К сегодняшнему дню музыкальная индустрия усложнилась настолько, что часто даже сами музыканты не знают всех существующих стилей. Теперь композитор — это и продюсер, и режиссер, и репетитор. Он может становиться перформером и лектором, чтецом и саунд-дизайнером, он взаимодействует не только с музыкальными инструментами и разными странными штуками, но иногда даже с телами самых музыкантов. В общем, композитор тоже неуловим, как и его музыка.

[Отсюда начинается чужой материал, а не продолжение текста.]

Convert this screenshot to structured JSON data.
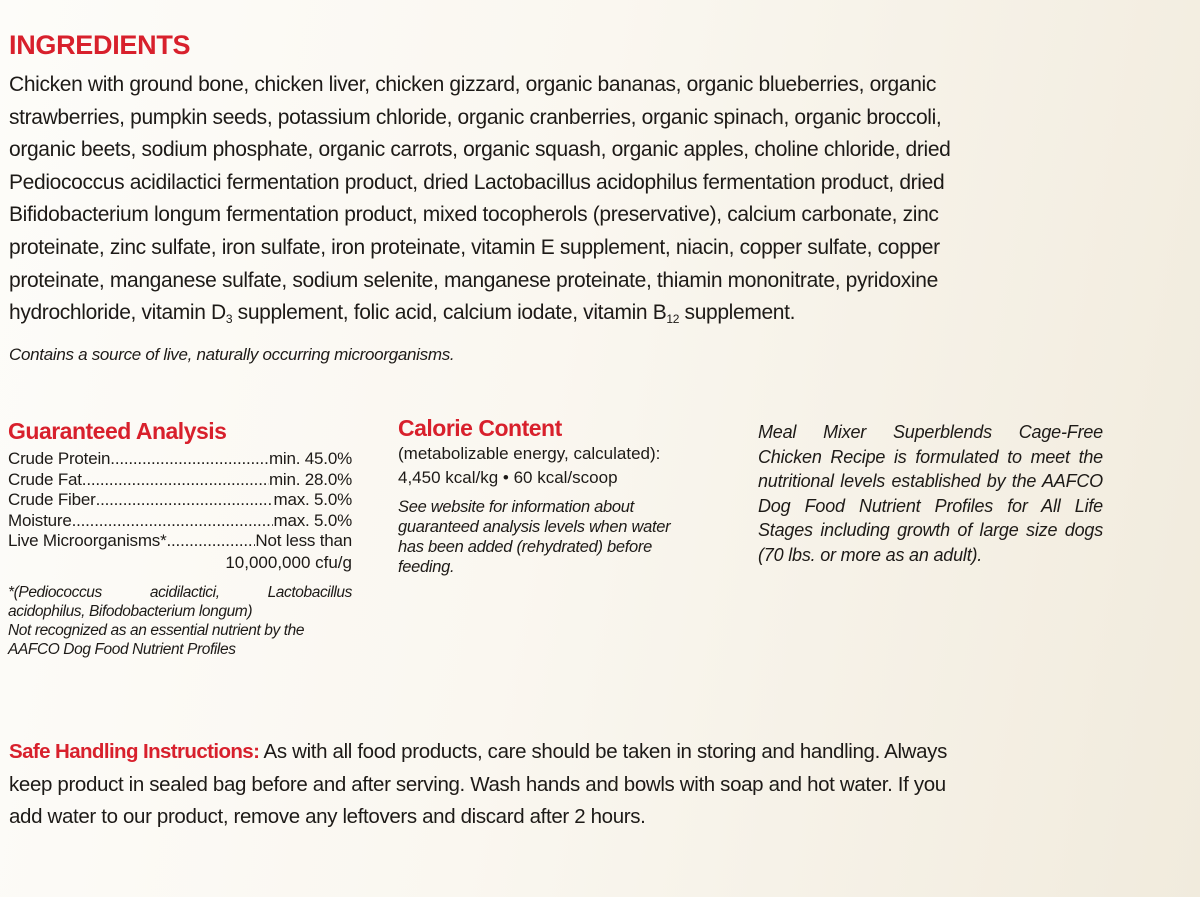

Кажется, что слушать и воспринимать ее бывает сложновато, но ведь мы никогда не успеваем за искусством. Современники тоже не до конца понимали полифонию Баха или балеты Стравинского. Так происходит и сейчас, но мы находимся в очень выигрышной ситуации, мы можем с композиторами поговорить. Вот так взять и спросить их, а что же они имели в виду, написав музыку, в которой, например, не будет ни единой ноты. Академические композиторы — удивительным образом подключенные к космосу люди, они создают новые миры, но ходят с нами в одни и те же кофейни. Их музыку интересно слушать не только по причине ее актуальности и силы, но еще потому, что она про нас и про наш мир.
Милушкова: Академическая музыка — это скучно, непонятно, сложно? На самом деле, нет. Ее сочиняют модные ребята, которые умудряются писать для огромных симфонических оркестров.
Шугайкин: Мир знает десяток великих композиторов из России, тот же Чайковский неизменно занимает топовые места в стримингах по всему миру, но кто они — современные российские композиторы, которые создают музыку для настоящих симфонических оркестров?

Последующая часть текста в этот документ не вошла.